What makes the 3D printer unique is its water-based metal paste, which eliminates the complex and dangerous debinding process a normal 3D printer uses. Zownir said the elimination of the step, along with overall increased efficiency, expedites the printing process.
During the printing of a prototype, for example, Zownir said the typical lead time is 12 weeks. With the introduction of this 3D printer, the lead time becomes one week.
Zownir said this will make the return on investment more worthwhile.
“Winning contracts for production jobs is becoming more and more competitive,” said Zownir. “With this technology, it allows us to defend our business by being ahead of other manufacturers.”
OKAY Industries is currently focused on developing prototypes that will be used for future product development.
“I believe for prototyping, it will be a game changer,” Zownir said.
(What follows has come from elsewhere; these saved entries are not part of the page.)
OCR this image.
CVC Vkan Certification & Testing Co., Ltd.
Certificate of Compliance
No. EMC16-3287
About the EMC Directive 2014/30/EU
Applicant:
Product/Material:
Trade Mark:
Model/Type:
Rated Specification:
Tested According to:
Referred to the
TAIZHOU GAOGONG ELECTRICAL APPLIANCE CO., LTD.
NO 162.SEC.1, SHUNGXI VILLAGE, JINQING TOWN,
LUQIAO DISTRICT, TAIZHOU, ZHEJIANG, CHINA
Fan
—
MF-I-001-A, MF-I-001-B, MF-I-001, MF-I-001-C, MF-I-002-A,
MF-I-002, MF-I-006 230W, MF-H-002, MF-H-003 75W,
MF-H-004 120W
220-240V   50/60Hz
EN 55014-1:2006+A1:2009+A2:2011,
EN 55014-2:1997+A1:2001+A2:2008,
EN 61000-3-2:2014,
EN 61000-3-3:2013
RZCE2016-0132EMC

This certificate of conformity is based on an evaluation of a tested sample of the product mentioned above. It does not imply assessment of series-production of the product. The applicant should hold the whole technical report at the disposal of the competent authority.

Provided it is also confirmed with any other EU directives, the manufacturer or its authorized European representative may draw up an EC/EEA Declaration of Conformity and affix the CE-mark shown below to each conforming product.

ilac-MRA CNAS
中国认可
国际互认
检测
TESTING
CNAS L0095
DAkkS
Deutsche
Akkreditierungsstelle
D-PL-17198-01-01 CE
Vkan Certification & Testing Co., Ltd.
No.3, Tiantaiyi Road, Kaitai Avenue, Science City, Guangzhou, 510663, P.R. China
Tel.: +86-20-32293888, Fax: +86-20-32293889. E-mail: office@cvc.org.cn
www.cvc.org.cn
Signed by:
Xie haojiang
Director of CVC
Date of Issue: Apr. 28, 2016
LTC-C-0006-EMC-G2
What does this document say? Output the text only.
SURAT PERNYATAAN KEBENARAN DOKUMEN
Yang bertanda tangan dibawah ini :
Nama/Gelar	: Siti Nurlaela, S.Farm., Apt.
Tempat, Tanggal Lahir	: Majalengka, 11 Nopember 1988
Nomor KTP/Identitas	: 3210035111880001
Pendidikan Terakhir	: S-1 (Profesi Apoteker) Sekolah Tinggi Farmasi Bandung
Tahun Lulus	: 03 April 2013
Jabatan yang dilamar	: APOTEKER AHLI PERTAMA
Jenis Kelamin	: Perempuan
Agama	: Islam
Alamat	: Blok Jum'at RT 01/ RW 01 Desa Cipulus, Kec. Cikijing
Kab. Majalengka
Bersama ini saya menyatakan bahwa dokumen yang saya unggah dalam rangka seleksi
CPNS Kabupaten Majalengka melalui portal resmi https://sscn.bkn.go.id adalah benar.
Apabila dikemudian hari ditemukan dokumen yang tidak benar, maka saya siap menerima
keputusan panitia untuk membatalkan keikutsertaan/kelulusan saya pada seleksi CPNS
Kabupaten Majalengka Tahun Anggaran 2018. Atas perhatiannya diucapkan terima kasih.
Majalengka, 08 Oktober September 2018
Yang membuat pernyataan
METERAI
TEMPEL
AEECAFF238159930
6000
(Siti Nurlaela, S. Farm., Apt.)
Zownir believes without the public-private partnership, OKAY Industries may not have taken the leap to buy the machinery.
“With new technology like this, there are always risks and uncertainties involved,” said Zownir.
“With a matching grant, that allowed us to mitigate whatever risks we faced, and allowed this technology to pan out.”
Zownir sees a “runway for growth,” with the company utilizing the new technology in more ways than one, including expanding into metal binding jetting down the line.